Preface: You are being duly warned that this is an odd rambling post about the throwback Citizen wristwatch I’m presently wearing, brought about by the sudden and surprise arrival of a 1988 photo of me — sent and taken by my friend Joel Ordesky (that he found while searching for other pics) — in which I happen to be wearing the first Citizen I ever owned. You should also prepare yourself before continuing beyond the jump for the mint-green sweaterlishousness I was wearing in said photo, plus the fact that I was once young with nary a gray hair on my wrinkle-free head that still sported a baby face some of whose original parts were lost six years later in my motorcycle accident:

Wow, right? Thanks to Joel for that trip back in time, but let’s move on now and focus on that watch, shall we?
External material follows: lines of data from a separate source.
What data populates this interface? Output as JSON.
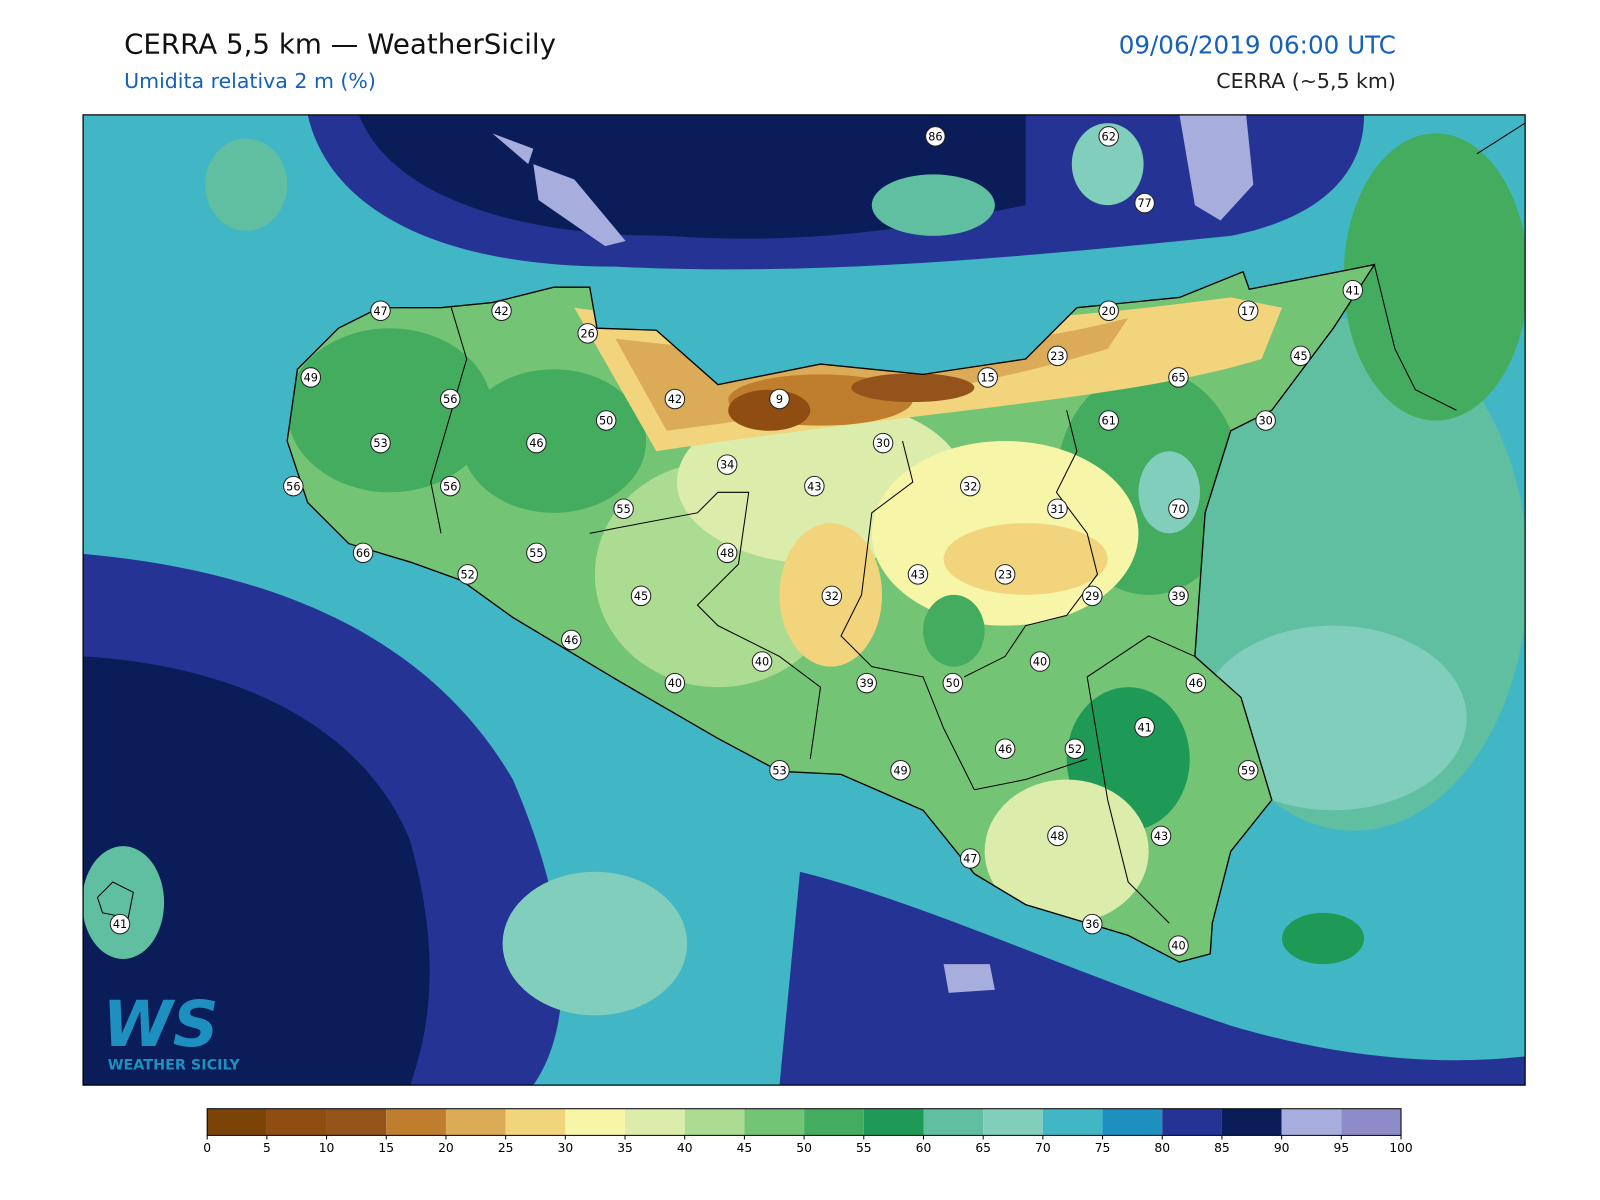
{
  "header": {
    "title": "CERRA 5,5 km — WeatherSicily",
    "subtitle": "Umidita relativa 2 m (%)",
    "date": "09/06/2019 06:00 UTC",
    "model": "CERRA (~5,5 km)"
  },
  "logo": {
    "mark": "WS",
    "text": "WEATHER SICILY"
  },
  "stations": [
    86,
    62,
    77,
    47,
    42,
    26,
    20,
    17,
    41,
    49,
    56,
    42,
    9,
    15,
    23,
    65,
    45,
    50,
    61,
    30,
    53,
    46,
    30,
    34,
    43,
    32,
    56,
    56,
    55,
    31,
    70,
    66,
    55,
    48,
    52,
    43,
    23,
    45,
    32,
    29,
    39,
    46,
    40,
    40,
    40,
    39,
    50,
    46,
    41,
    46,
    52,
    53,
    49,
    59,
    47,
    48,
    43,
    41,
    36,
    40
  ],
  "colorbar": {
    "ticks": [
      0,
      5,
      10,
      15,
      20,
      25,
      30,
      35,
      40,
      45,
      50,
      55,
      60,
      65,
      70,
      75,
      80,
      85,
      90,
      95,
      100
    ],
    "colors": [
      "#7c4309",
      "#8f4d12",
      "#93531a",
      "#bf7d2e",
      "#dcab57",
      "#f1d47c",
      "#f7f5a8",
      "#dcecaa",
      "#acdb92",
      "#74c476",
      "#43ac5e",
      "#1f9a56",
      "#5fbfa0",
      "#80cebb",
      "#41b6c4",
      "#1e90c0",
      "#253494",
      "#0a1d58",
      "#a7addc",
      "#8e8cc8"
    ]
  }
}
When it comes to wristwatches, I pretty much feel naked if I ever am so absentminded as to leave the house without one. Part of that feeling is because as a child I quickly connected the timepieces with being “grown up.” Wearing one was like a badge of adulthood. In fact, I can distinctly remember during my “learning to tell time” phase the first watch my mother bought me. Though it was a decidedly childish Mickey Mouse watch that she purchased for me during a trip to the old Woolworth’s on Third Street in Santa Monica (loooong before it became a yuppified promenade), I felt decidedly more mature with it on my wrist and wore it proudly and grownupedly until I of course eventually proved the “Kids Will Be Kids” theorem and lost it.
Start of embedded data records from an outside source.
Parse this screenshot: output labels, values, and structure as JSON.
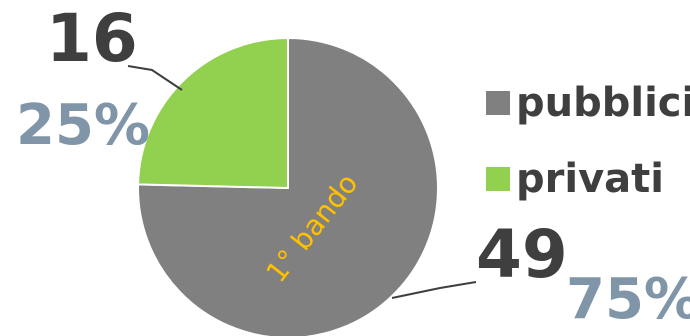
{
  "colors": {
    "pubblici": "#808080",
    "privati": "#92d050",
    "count_text": "#3f3f3f",
    "percent_text": "#8096a8",
    "inner_text": "#ffc000"
  },
  "inner_label": "1° bando",
  "chart_data": {
    "type": "pie",
    "categories": [
      "pubblici",
      "privati"
    ],
    "values": [
      49,
      16
    ],
    "data_labels": [
      {
        "value": "49",
        "percent": "75%"
      },
      {
        "value": "16",
        "percent": "25%"
      }
    ],
    "legend": [
      "pubblici",
      "privati"
    ],
    "legend_position": "right"
  }
}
Fast forward to me at 20 and it’s at that time for a rather odd reason that Citizen first became the brand that catches my eye before all others.

I say “odd reason,” because one of the first “grown-up” watches I ever bought required two trips to Tijuana in the early/mid-1980s. Two trips because I saw it for sale my first time down to that border town in 1984. I went into severe WANT mode for it, but balked with the vendor when he wouldn’t sell it for anything less than $80.

I came back to my homeland and had a rude awakening to find the watch retailed for $200 stateside. So less than a year later the first chance I got to go back to Tijuana I took it and was fortunate enough to find the watch, this time not putting up too much of a fight when the bottom line still wasn’t going to go below $80.

That mint-green sweater shortly went the way of most my other ’80s fashion statements, but that watch I wore pretty much every day of my life from 1984 until I broke it in 2002 trying to DIY a battery replacement. In the midst of extricating the old cell the tool I was using slipped and thoroughly decimated the LCD componentry. I was heartbroken.

In the 10 years since, I’ve worn a lot of watches — mostly Citizens, but also the occasional Casio or Timex — but none with the connection I had for that first chronograph. One was a gift my mother got me shortly after its demise in ’02 during her heavy involvement with shopping channels. Actually it was a pair of Citizens. The primary timepiece was stylish and functional with a large red face , and it came with a bit of an old-school straight ahead digital they probably couldn’t sell (pictured above) that went straight into my jewelry box because I’m more of a traditional time teller rather than a number reader.

When the strap broke during a spill I took on my mountainbike while riding a treacherous El Diablo single-track in the San Gabriel Mountains and unbeknownst to me at the time of the crash I lost the red Citizen, out came the digital, in went a new battery and I wore that in platoon with a couple other watches until I sprung for one of Citizen’s fancy Eco-Drive models I found at Costco in 2009.

Problem was I not only never developed an attachment to it, I actually never really liked it. Sure, it was handsome and never needed a battery or winding, but it came with a manual day date, and thus that was always off (not to mention difficult to read in low light). I liked it even less when the crystal got nicely scuffed in the spills I took on my bike first at CicLAvia in mid April and added to a couple weeks later in East Hollywood.

So I dug out that good old yesteryear digital yesterday, and on my way to an afternoon volunteer orientation meeting with next week’s Silver Lake Jubilee, I walked it over to the local shoe/watch/jewelry repair shop around the corner for a new battery and voila it’s what you’ll find on my wrist going forward, where I’ll be relying on its no-frills simplicity and easy readability.